What the hell is that noise? This has to be a dream. A terrible nightmare that will go away any second...

"WAKE UP, SAKURA! If you don't get going now, you're going to be late!"

I open my right eye, then my left. Ugg, it's wasn't a dream...sitting up and stretch I look at my alarm clock. "Oh crap, I'm going to be late!"

"I just said that..."

"Oh no!" I scramble out of bed and tare off my pajamas to put on my school uniform, but not before a head rush has welcomed it's presence. I sit down on my bed and groan. Remembering that I was meeting Tomoyo before school, I again jump off my bed, quickly putting on my clothes, and rush down the stairs into the kitchen for breakfast, but not before saying a quick goodbye to Kero.

"Good morning, monster." Big brother takes a sip of his coffee and smiles down at me. He hasn't called me that in a while, not in months. I glare up at him as I sit down and take the first bite of my scrambled eggs.

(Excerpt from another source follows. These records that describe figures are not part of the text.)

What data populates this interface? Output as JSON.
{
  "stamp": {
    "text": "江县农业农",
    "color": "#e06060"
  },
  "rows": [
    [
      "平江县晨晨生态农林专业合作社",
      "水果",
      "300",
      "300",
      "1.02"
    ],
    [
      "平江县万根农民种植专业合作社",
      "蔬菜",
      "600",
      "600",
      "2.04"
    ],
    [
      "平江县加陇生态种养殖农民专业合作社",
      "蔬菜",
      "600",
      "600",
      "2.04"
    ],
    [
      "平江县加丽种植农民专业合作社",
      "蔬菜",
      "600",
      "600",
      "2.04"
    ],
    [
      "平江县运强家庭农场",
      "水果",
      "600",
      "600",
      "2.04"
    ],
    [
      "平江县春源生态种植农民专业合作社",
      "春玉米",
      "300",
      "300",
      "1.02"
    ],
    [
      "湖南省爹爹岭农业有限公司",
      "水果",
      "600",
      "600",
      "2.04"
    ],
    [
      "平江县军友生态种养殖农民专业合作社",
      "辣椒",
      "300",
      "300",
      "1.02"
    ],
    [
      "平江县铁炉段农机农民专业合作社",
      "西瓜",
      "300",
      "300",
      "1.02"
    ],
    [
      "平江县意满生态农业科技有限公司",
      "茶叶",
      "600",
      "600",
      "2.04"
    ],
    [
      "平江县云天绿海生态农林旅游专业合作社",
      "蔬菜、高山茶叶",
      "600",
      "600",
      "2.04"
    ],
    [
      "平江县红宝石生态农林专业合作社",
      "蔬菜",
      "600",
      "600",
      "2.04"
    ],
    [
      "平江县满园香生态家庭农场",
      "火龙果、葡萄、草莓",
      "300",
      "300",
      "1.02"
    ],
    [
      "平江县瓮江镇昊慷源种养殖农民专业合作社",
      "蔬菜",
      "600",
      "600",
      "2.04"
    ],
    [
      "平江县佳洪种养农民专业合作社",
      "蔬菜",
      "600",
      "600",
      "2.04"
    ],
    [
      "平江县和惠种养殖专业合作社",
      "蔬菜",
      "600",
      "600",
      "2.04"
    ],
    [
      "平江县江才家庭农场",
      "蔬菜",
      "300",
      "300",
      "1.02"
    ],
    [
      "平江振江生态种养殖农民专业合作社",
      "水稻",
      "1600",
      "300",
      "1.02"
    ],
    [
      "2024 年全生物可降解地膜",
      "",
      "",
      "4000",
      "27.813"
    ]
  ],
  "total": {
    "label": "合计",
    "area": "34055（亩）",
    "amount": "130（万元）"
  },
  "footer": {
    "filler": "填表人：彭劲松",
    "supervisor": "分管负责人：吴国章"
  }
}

"How are you feeling today?" I look up as he stares at me. I know that look. It's the one everyone used to give me when they asked that very question back at the beginning of summer. It always made me feel like I should be put in a mental hospital, as if everyone was afraid I was going to scream and attack them.

"I'm nerves for school actually."

"Yeah, you should be. 11th grade is a tough year." He laughs, as if he thinks he's scaring me. I guess he noticed that I didn't seem too interested in him, or in my breakfast. "Hey, you'll do fine Sakura. You got through the summer, I know you can make it through -"

"I'm leaving. See you later." I didn't want to stay and listen to his "you're going to make it, I know you will" speech.

As I skated down the street, I couldn't help but notice, for the first time in a long time, how beautiful everything was. The cherry blossoms in the trees were falling onto the ground and the birds were singing their morning song. Finally reaching the school, I see Tomoyo sitting on the grass with a piece of paper in her hands.

"Hey Tomoyo! I can't believe it's the first day of school already. Feels just like yesterday that we were in the 4th grade." I laugh as I think about us back when we were 10 years old.

"Why are you laughing? If I recall, those were some of the best times we ever had together!"

"You're right, because that was when I first discovered the Clow Cards. Those were some crazy days, huh?"

We laugh as we start going down memory lane. I really do miss those days. I would give anything to go back. I guess I didn't hide my sadness very well, because at that moment, Tomoyo grabbed my hand, a sad smile now on her beautiful face. "It will be okay Sakura, trust me."

I took up as my eyes start swelling with tears. "Thank you Tomoyo. I think for the first time all summer, I believe that everything is going to be okay."